My mother told me (six weeks before she died) that she had been her happiest in her life living there, so I had to go back and see it.
What a shock when I got there though. The current owners have let it go into disrepair and have mowed down all my mothers' azaleas, dogwoods, trees and flowers. About four or five crappy cars are in the drive, and the place looks like a wreck.
The back yard was impassable -- the weeds had turned into mini-trees of five feet high. We'd had so many fun times in the back on the swingset or just running around shouting at each other. And now you can't even go back there.
There was a beautiful gallery with a fan window, and then I saw that someone had stuck an ugly old air-conditioning unit into one of the glass panes.
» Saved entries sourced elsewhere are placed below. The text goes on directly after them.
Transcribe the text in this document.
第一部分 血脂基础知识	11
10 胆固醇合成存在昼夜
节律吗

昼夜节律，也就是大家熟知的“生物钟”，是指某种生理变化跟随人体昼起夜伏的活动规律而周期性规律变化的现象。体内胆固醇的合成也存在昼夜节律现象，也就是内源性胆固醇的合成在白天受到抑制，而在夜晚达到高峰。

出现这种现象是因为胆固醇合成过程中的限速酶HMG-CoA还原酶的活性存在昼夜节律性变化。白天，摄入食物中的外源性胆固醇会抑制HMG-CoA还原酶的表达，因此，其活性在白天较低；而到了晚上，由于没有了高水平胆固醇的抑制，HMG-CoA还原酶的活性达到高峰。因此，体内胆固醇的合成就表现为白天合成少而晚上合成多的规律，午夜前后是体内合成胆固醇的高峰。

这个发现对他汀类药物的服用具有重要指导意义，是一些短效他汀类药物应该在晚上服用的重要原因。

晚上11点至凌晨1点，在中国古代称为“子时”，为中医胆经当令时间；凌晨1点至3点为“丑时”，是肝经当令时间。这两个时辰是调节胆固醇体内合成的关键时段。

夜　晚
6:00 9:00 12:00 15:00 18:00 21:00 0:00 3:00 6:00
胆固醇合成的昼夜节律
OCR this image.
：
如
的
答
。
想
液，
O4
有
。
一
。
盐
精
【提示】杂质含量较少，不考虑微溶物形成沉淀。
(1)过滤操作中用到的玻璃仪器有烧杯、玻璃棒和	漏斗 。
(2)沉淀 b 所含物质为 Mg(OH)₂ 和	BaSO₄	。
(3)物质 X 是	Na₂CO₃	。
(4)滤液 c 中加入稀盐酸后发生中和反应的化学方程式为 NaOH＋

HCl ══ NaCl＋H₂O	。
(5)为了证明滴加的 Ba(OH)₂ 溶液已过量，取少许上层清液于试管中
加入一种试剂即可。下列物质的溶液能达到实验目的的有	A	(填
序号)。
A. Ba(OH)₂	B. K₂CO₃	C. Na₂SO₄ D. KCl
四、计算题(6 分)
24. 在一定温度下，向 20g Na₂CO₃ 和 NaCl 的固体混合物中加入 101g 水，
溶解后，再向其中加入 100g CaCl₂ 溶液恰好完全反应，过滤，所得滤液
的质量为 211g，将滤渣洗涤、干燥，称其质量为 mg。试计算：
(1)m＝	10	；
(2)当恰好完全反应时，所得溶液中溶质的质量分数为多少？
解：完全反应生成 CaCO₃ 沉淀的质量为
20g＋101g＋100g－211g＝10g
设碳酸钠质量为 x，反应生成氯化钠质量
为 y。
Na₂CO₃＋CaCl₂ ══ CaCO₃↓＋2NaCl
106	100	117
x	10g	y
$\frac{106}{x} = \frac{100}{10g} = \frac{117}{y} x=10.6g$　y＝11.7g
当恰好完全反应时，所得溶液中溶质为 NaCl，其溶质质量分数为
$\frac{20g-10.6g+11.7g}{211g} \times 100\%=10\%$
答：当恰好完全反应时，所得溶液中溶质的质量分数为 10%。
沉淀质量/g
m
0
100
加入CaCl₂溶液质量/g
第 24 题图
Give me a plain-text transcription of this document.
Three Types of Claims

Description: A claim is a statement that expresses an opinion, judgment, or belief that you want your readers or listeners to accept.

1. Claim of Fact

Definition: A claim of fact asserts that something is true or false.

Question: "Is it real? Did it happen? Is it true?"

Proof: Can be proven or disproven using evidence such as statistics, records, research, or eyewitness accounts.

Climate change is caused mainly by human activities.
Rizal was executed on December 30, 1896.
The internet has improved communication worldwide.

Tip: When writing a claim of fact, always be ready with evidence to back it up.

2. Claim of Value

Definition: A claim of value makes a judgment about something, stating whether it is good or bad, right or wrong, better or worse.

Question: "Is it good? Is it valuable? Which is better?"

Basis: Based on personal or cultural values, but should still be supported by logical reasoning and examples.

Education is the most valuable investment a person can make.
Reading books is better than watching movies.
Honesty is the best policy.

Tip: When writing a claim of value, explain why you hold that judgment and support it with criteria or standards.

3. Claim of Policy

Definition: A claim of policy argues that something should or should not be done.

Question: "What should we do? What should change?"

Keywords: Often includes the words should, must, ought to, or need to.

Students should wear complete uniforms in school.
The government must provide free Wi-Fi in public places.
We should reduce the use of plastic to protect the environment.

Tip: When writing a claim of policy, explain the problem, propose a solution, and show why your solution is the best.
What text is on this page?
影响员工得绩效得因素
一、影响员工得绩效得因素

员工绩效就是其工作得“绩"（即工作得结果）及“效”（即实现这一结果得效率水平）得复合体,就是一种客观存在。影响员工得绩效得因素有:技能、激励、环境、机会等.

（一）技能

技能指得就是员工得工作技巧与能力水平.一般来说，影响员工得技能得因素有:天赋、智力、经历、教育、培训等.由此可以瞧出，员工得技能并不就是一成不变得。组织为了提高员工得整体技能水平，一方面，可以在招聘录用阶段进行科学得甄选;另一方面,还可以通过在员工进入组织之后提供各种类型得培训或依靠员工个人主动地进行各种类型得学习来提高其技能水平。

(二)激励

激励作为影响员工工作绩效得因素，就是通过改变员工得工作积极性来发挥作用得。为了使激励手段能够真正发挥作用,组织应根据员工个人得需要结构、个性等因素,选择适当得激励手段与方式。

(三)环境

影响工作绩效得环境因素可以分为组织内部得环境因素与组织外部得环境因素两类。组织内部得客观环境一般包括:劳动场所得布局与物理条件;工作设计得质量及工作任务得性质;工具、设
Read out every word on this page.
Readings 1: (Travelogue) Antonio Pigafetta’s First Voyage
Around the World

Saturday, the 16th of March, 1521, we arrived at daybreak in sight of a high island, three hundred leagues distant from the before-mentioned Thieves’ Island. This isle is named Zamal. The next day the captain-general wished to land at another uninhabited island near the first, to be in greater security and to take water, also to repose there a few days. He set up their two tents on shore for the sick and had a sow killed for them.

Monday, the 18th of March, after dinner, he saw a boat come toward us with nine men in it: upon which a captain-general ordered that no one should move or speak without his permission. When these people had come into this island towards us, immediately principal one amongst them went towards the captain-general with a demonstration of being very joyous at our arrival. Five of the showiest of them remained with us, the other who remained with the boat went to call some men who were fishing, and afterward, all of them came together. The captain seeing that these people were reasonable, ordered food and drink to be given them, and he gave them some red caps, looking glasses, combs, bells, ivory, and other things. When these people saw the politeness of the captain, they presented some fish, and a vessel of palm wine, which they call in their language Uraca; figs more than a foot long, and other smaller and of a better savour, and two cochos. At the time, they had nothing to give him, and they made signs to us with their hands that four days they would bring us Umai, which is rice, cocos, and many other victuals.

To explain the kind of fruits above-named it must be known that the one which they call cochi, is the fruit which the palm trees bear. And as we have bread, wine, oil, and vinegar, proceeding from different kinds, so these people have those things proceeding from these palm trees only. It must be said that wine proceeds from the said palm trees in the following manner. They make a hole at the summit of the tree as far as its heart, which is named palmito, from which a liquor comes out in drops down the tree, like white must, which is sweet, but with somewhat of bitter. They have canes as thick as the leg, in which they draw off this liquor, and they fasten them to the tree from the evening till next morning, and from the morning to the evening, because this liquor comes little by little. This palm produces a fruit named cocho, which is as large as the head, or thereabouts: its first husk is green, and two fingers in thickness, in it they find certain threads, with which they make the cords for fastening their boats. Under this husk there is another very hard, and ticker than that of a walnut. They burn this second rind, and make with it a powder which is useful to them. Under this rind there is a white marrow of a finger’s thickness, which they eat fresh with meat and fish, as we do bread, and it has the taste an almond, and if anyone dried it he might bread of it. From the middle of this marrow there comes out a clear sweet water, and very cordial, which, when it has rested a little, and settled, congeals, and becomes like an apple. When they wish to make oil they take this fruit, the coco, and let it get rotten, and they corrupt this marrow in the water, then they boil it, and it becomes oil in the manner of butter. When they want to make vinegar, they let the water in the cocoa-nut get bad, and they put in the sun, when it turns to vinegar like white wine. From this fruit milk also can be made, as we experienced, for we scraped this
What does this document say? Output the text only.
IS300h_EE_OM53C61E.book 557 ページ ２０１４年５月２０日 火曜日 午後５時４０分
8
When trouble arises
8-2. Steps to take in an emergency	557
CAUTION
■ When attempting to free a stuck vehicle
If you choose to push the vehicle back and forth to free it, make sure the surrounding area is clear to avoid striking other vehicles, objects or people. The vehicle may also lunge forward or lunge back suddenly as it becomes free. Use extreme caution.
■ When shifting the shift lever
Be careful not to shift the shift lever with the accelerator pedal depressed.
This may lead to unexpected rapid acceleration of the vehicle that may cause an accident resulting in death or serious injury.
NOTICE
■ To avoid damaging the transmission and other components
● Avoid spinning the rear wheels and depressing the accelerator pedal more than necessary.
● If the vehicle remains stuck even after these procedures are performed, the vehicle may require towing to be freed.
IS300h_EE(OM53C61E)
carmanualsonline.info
Sacrilege!
A neighbor saw us parked outside the cul-de-sac and walked over to see who we were. When I explained I was just getting a picture of my childhood home to send to my brothers so they could see the horrible neglect for themselves, he shook his head sadly and agreed that the current owners had let the place go.
"Times sure do change," he said. Then I thought -- they certainly do. Here it was a Monday afternoon, and this man wasn't working, and I smelled alcohol on his breath.
I thought that I too would have probably had to have a nip if I didn't have a job and afternoons can be so long and slow to pass with nothing to do.
When I was a kid and Natchez had some manufacturing plants nearby, he would have had a job. But now there's not as much left there in the way of employment -- so yes, times have changed.